5) Alternatives (if UART isn’t your thing)
- SPI (MCU master → FPGA slave): fastest to implement in HDL. Define a fixed 8-byte register burst; use a chip-select and a “frame counter” in FPGA.
- I²C: MCU as master; FPGA as slave (more logic to implement). Use a small set of time registers at fixed addresses.
- Parallel GPIO: 8- or 16-bit bus + strobe if you already have spare pins.
6) Reliability tips
- Clock accuracy: UART tolerates small error. With 50 MHz and 115200, CLKS_PER_BIT=434 is fine (~0.006% error).
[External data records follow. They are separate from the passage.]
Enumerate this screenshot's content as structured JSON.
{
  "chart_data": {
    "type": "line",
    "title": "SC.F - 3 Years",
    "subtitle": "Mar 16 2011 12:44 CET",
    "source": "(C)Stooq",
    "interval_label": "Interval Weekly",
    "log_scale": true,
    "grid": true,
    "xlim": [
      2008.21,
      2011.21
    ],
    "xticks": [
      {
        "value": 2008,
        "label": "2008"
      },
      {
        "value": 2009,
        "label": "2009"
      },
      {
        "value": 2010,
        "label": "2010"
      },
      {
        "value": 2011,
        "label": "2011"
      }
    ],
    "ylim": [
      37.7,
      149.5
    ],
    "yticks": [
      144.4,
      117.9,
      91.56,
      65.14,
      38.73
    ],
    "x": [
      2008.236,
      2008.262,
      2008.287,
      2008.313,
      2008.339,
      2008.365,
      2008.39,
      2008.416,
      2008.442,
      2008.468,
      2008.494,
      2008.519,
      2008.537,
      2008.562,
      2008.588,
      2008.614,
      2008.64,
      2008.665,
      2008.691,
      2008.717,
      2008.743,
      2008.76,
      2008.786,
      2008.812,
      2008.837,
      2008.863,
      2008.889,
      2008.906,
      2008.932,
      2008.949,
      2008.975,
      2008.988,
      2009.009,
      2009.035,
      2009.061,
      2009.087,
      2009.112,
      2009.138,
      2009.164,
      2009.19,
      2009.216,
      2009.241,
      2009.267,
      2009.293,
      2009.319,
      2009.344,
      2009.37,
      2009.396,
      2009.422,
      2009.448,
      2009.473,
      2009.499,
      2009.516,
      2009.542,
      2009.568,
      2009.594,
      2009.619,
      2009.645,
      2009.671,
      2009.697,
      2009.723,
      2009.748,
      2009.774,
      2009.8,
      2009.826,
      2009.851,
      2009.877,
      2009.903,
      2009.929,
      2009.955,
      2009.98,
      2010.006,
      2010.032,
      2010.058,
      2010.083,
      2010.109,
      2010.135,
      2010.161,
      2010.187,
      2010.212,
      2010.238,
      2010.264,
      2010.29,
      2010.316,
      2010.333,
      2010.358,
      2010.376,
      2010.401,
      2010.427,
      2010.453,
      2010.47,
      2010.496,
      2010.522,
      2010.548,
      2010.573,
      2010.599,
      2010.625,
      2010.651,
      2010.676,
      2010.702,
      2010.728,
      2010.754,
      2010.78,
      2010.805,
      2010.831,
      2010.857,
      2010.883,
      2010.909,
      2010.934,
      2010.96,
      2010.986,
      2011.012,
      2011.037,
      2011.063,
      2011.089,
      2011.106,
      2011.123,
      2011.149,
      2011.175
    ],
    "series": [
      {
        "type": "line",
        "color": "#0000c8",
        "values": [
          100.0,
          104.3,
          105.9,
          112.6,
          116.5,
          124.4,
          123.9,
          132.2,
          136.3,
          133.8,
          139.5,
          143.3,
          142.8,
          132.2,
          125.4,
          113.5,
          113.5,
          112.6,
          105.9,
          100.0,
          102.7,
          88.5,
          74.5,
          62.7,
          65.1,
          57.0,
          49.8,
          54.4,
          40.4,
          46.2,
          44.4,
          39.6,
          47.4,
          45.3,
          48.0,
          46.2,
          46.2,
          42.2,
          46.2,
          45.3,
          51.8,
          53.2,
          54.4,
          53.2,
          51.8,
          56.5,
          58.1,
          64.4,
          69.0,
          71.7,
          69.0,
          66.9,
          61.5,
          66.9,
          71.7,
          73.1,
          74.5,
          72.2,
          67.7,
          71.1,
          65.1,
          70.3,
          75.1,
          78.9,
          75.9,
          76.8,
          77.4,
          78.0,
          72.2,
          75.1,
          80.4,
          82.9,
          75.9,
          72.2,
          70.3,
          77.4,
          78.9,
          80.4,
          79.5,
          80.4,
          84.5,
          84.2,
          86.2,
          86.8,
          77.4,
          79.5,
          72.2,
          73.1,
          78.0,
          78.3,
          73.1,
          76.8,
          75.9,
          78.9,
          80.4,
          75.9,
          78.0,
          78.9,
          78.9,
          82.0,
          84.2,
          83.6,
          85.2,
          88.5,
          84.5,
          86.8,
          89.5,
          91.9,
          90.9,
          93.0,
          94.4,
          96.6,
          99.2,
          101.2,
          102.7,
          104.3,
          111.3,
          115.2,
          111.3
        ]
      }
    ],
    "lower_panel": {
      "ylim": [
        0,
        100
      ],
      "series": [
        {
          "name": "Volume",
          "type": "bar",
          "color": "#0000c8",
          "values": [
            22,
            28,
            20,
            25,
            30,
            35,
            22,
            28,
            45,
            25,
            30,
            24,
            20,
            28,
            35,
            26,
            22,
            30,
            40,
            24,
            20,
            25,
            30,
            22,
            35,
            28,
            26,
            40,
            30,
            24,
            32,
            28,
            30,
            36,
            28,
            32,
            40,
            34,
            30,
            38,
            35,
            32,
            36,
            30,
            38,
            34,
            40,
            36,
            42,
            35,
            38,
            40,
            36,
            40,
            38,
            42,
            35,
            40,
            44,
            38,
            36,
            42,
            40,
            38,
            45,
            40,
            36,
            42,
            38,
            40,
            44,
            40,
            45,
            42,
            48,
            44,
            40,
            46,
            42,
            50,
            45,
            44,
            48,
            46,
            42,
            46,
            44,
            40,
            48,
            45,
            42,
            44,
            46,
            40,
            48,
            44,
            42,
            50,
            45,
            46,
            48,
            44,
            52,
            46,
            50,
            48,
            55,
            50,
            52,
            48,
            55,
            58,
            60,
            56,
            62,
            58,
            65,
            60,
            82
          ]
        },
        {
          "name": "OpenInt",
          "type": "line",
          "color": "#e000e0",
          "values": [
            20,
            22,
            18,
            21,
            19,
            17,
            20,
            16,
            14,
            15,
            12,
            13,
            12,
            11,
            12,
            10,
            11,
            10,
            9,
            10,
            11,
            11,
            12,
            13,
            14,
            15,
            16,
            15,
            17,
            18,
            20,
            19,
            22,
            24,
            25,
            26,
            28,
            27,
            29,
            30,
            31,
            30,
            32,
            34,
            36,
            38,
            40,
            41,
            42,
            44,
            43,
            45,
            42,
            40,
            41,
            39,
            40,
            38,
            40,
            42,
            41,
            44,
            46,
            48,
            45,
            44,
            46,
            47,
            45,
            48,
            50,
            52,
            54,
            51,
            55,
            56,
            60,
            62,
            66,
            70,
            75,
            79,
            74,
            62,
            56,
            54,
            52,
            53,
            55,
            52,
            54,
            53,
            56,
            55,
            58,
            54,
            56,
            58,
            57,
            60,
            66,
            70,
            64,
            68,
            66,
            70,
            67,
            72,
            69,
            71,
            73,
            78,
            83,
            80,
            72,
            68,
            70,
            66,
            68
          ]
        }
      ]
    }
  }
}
- Loss handling: Keep the sync bytes (0xA5, 0x5A) so the FPGA can re-lock if it ever desyncs.
- Triggering: Use RTC Wakeup/Alarm on the MCU for true 1 Hz sends.
- Validation: Blink an LED on time_valid_pulse and print the received time on an FPGA UART TX (loopback to a PC) during bring-up.